Land Subdivision
Industry Profile Report
Dive Deep into the industry with a 25+ page industry report (pdf format) including the following chapters
Industry Overview Current Conditions, Industry Structure, How Firms Operate, Industry Trends, Credit Underwriting & Risks, and Industry Forecast.
Call Preparation Call Prep Questions, Industry Terms, and Weblinks.
Financial Insights Working Capital, Capital Financing, Business Valuation, and Financial Benchmarks.
Industry Profile Excerpts
Industry Overview
The 4,600 land subdivision firms in the US purchase and prepare property for division into multiple lots and subsequent sale to builders for residential, commercial, or industrial use. They typically develop property that they own, but may also subdivide and prepare sites for other property owners. About 66% of land subdivision firms have no employees. They rely on subcontractors to perform all services in preparing land for development.
Complying with Government Regulation
Land subdivision firms must comply with a wide range of federal, state, and local regulations governing land development.
Local Opposition To Development
Concerns over rampant growth or changes to existing neighborhoods can lead to opposition to new land subdivision projects.
Industry size & Structure
The average land subdivision firm with employees has about 8 workers and generates about $2 million in annual revenue.
- The land subdivision industry consists of 4,600 firms with 38,500 employees and generate about $10.7 billion annually.
- The average single operator (non-employer) firm generates $176,000 in annual revenue.
- Single operator firms rely on subcontractors to perform all services in preparing land for development.
- About 79% of firms with employees have less than 5 employees. Only about 74 firms have over 100 employees.
- The largest states for land subdivision are Texas, California, and Florida.
Industry Forecast
Land Subdivision Industry Growth
Recent Developments
Jan 8, 2025 - Construction Spending Flat
- The total value of construction put in place was unchanged in November compared to October, according to the US Census Bureau. Spending on nonresidential projects decreased by 0.1%, and residential spending rose by 0.1%. Within the nonresidential segment, pockets of spending growth included conservation and development, which saw growth of 9% over the previous month, followed by communication (+0.8%), sewage and waste disposal (+0.4%), highway and street (+0.2%), and power (+0.2%). Most other nonresidential segments saw flat or reduced spending in November. Private residential construction spending rose 0.1% in November over October, but a 1.3% drop in multifamily nearly offset a 0.3% increase in single-family spending. High mortgage rates may be putting downward pressure on construction activity, according to Reuters.

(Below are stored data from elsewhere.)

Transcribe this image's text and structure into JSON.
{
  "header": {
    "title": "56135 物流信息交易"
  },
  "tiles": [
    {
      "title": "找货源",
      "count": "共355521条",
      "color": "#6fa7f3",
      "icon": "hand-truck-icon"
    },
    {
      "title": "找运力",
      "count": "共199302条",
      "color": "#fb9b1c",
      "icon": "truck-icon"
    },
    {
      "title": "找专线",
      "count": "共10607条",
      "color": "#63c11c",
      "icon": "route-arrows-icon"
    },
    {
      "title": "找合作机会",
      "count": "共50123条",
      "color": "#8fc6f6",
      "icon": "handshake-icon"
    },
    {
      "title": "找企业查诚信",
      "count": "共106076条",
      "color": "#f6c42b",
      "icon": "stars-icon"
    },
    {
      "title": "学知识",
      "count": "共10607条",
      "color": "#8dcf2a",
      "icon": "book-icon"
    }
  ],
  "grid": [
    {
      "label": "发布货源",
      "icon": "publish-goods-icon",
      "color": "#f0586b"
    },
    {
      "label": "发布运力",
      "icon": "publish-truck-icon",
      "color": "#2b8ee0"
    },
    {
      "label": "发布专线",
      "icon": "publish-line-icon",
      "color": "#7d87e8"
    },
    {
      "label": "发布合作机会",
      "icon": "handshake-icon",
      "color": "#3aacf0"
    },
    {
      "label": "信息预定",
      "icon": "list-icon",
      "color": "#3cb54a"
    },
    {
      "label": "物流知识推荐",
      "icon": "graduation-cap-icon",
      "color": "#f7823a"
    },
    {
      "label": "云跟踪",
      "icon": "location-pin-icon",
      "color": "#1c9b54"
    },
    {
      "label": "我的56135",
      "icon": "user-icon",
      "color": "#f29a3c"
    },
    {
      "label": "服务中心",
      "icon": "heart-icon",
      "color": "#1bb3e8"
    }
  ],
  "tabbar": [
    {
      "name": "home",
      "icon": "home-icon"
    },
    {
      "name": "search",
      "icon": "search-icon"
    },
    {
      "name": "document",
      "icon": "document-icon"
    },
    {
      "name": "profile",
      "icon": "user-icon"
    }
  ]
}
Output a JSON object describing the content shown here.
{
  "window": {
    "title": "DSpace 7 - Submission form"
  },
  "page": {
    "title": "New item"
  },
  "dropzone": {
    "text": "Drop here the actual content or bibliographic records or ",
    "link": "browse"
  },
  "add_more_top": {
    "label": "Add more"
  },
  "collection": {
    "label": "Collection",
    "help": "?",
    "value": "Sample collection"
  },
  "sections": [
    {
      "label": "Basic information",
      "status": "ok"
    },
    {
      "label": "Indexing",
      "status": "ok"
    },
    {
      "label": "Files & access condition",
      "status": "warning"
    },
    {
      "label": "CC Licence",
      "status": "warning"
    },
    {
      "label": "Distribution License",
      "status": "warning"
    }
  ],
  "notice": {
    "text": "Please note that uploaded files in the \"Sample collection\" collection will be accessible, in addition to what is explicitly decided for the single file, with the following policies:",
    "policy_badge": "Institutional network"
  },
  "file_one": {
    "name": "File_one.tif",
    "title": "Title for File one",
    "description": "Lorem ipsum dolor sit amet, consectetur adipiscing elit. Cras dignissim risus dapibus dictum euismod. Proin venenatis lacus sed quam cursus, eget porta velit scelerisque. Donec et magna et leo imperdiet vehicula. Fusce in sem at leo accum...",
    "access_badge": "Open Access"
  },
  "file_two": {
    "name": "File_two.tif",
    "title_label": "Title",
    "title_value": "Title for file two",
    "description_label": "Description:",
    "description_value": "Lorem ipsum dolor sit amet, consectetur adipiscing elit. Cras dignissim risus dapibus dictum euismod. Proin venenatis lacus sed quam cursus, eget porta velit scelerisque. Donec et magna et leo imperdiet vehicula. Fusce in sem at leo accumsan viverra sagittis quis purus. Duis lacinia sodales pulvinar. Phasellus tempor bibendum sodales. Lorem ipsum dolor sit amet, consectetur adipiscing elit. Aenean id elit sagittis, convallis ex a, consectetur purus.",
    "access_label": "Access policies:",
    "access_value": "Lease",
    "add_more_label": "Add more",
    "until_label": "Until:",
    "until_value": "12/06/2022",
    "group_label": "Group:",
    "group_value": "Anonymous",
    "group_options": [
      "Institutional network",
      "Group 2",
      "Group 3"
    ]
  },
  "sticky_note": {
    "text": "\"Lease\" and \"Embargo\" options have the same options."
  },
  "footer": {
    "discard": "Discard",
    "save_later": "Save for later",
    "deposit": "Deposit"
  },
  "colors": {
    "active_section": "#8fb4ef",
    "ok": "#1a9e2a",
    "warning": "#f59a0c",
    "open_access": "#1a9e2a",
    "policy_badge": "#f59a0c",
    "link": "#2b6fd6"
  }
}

- According to some industry insiders’ estimates, the 2024 housing market may have been the slowest in nearly 30 years as high mortgage rates and home prices combined with extremely low housing inventories have kept homeowners locked in place and would-be homebuyers priced out of the market, according to The New York Times. The National Association of Realtors estimates that four million homes were sold in 2024, marking the second straight year of historically weak activity, and the slowest home sales since 1995. Market observers note that the housing crisis is a product of weak supply. Builders have struggled amid lingering pandemic-era problems, including high borrowing, labor, and materials costs. Freddie Mac estimates the housing shortage equals about 3.7 million homes. The outlook for 2025 remains uncertain as home prices and mortgage rates are expected to remain stubbornly high.
- Demand for building design services dipped slightly in November from the prior month, but there are signs that the architectural services market is gradually improving, according to a December report by the American Institute of Architects (AIA). The AIA’s Architecture Billing Index (ABI) fell to 49.6 in November from October’s reading of 50.3. Any reading of 50 or more indicates growth in architectural billings. The score for new project inquiries was 54.1% in November, unchanged from the October reading, and the index for the value of new design contracts increased from 45.3 to 48.3. The steady rise of new project inquiries is a positive signal of future business opportunities. However, architecture firms are unlikely to see a significant uptick in design activity soon as new design contracts fell for the eighth consecutive month in November.
- Multifamily developers’ confidence was mixed in the third quarter of 2024, according to the National Association of Home Builders (NAHB) latest Multifamily Market Survey. The Multifamily Production Index (MPI) rose two points in Q3 2024 to 40 compared to the third quarter of 2023. The Multifamily Occupancy Index decreased by seven points to 75 over the same period. An MPI or MOI reading of 50 or more indicates that multifamily production or occupancy, respectively, is growing. Multifamily developers’ headwinds include a tight lending environment, higher borrowing costs, regulations, and land availability. The NAHB forecasts that multifamily construction activity will remain weak for about another year amid a significant volume of projects under construction. Multifamily construction is expected to return to more robust growth near the end of 2025.